By Richard Hoey
GPs have traditionally set themselves in opposition when frontline services are chopped, but this time they’ll be the executioners, says Pulse editor By Richard Hoey
Seven months ago, a number of leading GPs, including Londonwide LMCs chief executive Dr Michelle Drage and LMC chair Dr Kambiz Boomla, joined a protest against sweeping reorganisation and cost-cutting across London’s healthcare.
A couple of months later, a larger protest saw GPs and patients marching side by side to fight for the future of the NHS.
Back then, we were still in the comfy old world where the managerial bureaucracy – in this case NHS London – came up with a ridiculous centralised plan to impose change on general practice, and GPs busied themselves with slapping it down.
A lot has changed in the last few months, including NHS finances, which have gone from dodgy to increasingly alarming. Pulse this week revealed a document from NHS London admitting ‘London no longer has a legitimate medium-term financial strategy’.
The biggest change though is the identity of the group of people expected to sort out the mess. It was faceless managers… now, under health secretary Andrew Lansley’s plans to consult with general practice over all big decisions, it’s GPs.
So, NHS London plans to ram home the consequences to GPs of ‘doing nothing’, while PCTs elsewhere prepare to persuade GPs to sign off cuts, in the case of two trusts, of a daunting £200m over three years.
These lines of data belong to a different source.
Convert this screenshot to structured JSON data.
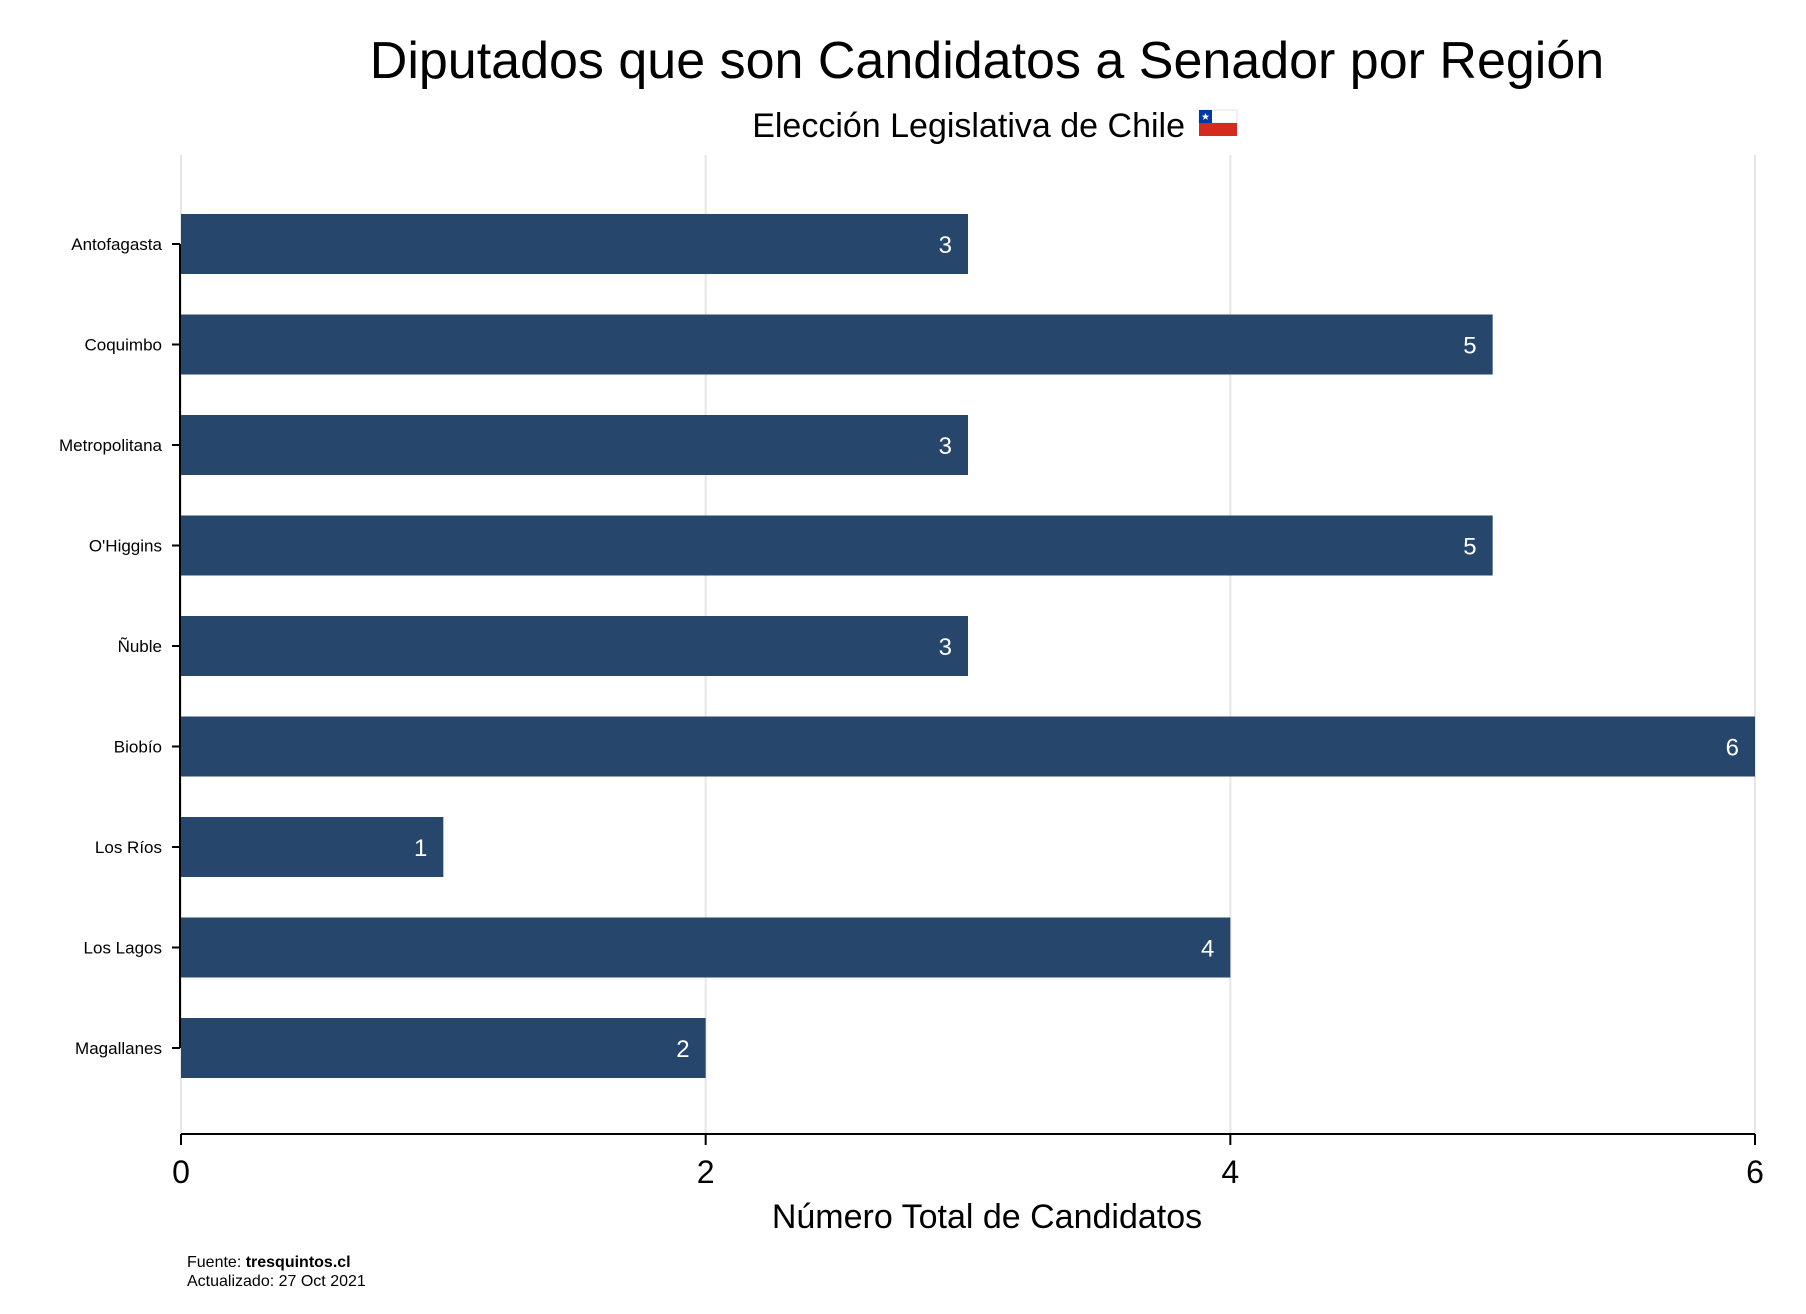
{
  "chart_data": {
    "type": "bar",
    "orientation": "horizontal",
    "title": "Diputados que son Candidatos a Senador por Región",
    "subtitle": "Elección Legislativa de Chile",
    "subtitle_icon": "chile-flag-icon",
    "categories": [
      "Antofagasta",
      "Coquimbo",
      "Metropolitana",
      "O'Higgins",
      "Ñuble",
      "Biobío",
      "Los Ríos",
      "Los Lagos",
      "Magallanes"
    ],
    "values": [
      3,
      5,
      3,
      5,
      3,
      6,
      1,
      4,
      2
    ],
    "xlabel": "Número Total de Candidatos",
    "ylabel": "",
    "xlim": [
      0,
      6
    ],
    "xticks": [
      0,
      2,
      4,
      6
    ],
    "grid": true,
    "bar_color": "#26476B",
    "data_labels": true
  },
  "footer": {
    "source_prefix": "Fuente: ",
    "source": "tresquintos.cl",
    "updated": "Actualizado: 27 Oct 2021"
  }
}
All this is going to require a significant psychological adjustment among GPs. It’s my impression that most so far have little appreciation of the scale of the responsibility heading their way, actually far sooner than the formal commissioning handover.
And how does a doctor like Dr Sam Everington, famous for the patient-centred, integrated approach offered by his Bromley by Bow health centre, adjust to being responsible for denying patients services, rather than offering an array of them?
Maybe, the key will be in erecting some pretty sturdy glass walls between consortia, which are increasingly looking like being big, PCT-size organisations equipped to make the hefty budgetary decisions – and practices, with their key ongoing role in acting as advocates for patients, and protectors of their services.
Essentially, it’s about splitting our perceptions of what a GP is, dividing them into clinical leaders and good old-fashioned doctors.
Of course, enough GPs will need to opt for leadership roles to give the big decisions legitmacy.
But under this analysis, it’s not just acceptable for many other GPs to play a relatively minor role in commissioning – it’s absolutely essential for the system to work.
It’s therefore equally essential that practices are not paid by their ability to put cuts into action – by, for instance, reducing the number of patients they refer to hospital.
If all GPs have a hand on the knife that makes the cuts, then patients will spot their fingerprints.
And then GPs will never again be able to march shoulder to shoulder with patients when services are the victim of cutbacks.